For European teams this is also a GDPR and data‑sovereignty issue: logs, prompts and outputs often contain personal data. Keeping them within EU infrastructure and under your control makes it easier to comply while still monitoring quality.

Regolo’s positioning – European infrastructure, control over data, focus on agents and workflows – is exactly about making these patterns feasible in real organisations, not just demos.

---

## FAQ

## How can I reduce hallucinations without losing creativity?

Separate tasks. For precise tasks, use low temperature, examples and strict formats. For creative tasks, use a different agent with higher temperature and looser rules. Don’t mix them in the same call.
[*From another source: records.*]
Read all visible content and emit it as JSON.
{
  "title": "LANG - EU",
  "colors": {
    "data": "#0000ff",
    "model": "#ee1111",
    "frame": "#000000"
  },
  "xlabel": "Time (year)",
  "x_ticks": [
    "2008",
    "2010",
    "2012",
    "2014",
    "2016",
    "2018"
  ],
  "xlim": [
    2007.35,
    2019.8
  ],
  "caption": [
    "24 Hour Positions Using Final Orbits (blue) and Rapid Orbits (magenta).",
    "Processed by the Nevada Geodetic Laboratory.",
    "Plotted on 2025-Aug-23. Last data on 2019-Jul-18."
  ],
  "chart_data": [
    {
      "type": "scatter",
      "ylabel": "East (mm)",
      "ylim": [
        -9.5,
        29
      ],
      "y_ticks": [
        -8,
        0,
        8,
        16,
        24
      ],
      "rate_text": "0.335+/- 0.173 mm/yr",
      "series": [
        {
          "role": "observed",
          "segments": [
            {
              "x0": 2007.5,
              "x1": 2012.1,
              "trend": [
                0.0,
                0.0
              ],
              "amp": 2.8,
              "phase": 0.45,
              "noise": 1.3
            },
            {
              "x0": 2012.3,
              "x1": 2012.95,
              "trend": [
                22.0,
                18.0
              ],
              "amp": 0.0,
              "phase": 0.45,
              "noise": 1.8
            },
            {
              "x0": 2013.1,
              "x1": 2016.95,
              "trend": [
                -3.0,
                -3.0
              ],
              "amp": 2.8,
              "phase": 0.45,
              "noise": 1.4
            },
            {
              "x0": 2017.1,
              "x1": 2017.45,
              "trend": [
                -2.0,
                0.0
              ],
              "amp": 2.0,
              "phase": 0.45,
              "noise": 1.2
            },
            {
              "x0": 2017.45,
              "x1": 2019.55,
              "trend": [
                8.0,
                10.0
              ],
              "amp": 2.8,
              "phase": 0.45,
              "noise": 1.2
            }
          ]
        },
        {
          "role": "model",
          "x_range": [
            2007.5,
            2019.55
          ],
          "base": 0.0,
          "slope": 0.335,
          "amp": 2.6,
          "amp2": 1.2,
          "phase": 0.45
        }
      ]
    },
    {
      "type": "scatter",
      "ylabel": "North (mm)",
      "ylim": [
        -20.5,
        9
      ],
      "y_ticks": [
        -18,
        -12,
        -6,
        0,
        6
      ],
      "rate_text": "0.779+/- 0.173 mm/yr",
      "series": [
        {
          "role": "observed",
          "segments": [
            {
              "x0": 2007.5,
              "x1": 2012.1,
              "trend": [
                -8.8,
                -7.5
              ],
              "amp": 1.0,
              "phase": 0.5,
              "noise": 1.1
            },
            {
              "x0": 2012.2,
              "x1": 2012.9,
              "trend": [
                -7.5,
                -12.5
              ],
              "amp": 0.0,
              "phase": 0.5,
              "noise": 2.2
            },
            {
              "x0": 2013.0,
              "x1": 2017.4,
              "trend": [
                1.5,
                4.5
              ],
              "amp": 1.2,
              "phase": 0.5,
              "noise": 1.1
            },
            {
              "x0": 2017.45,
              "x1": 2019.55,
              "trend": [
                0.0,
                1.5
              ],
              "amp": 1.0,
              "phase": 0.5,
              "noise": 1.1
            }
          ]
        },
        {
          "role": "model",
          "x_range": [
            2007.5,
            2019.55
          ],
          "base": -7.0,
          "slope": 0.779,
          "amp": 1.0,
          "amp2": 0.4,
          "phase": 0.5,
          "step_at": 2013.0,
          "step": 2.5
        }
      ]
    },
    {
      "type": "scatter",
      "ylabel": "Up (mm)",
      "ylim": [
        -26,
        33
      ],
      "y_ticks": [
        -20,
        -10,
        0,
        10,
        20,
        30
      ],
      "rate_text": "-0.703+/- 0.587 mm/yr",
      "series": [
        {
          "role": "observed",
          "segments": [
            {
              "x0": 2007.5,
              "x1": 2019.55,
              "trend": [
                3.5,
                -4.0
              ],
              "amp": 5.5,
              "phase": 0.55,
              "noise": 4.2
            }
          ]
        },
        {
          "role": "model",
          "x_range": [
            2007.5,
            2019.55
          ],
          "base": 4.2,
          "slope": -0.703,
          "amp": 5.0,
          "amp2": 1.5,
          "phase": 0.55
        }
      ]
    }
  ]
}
## Do I really need multiple agents?

Not always. For simple internal tools, a single agent with a good prompt might be enough. Multi‑agent pipelines pay off when the task is complex or high‑risk, or when you need debugging, observability and HITL.

## Is fine‑tuning mandatory to fix bias?

No. Often you get better ROI from prompt design, role separation (author/critic/editor), retrieval, monitoring and HITL. Fine‑tuning makes sense when you have lots of consistent corrections and a mature ML pipeline.

## What should I send to human reviewers?

Only the risky 10–20% of cases. Give them: user request, AI answer, brief reasoning, why it was escalated, key checks. The HITL Escalation Agent prompt above is designed for exactly this.

## How much logging is “enough”?

Enough to reconstruct what happened: inputs, outputs, model/agent versions, parameters, decisions (e.g. “requires\_human\_review”: true). Store it centrally, with access control and retention rules aligned with GDPR.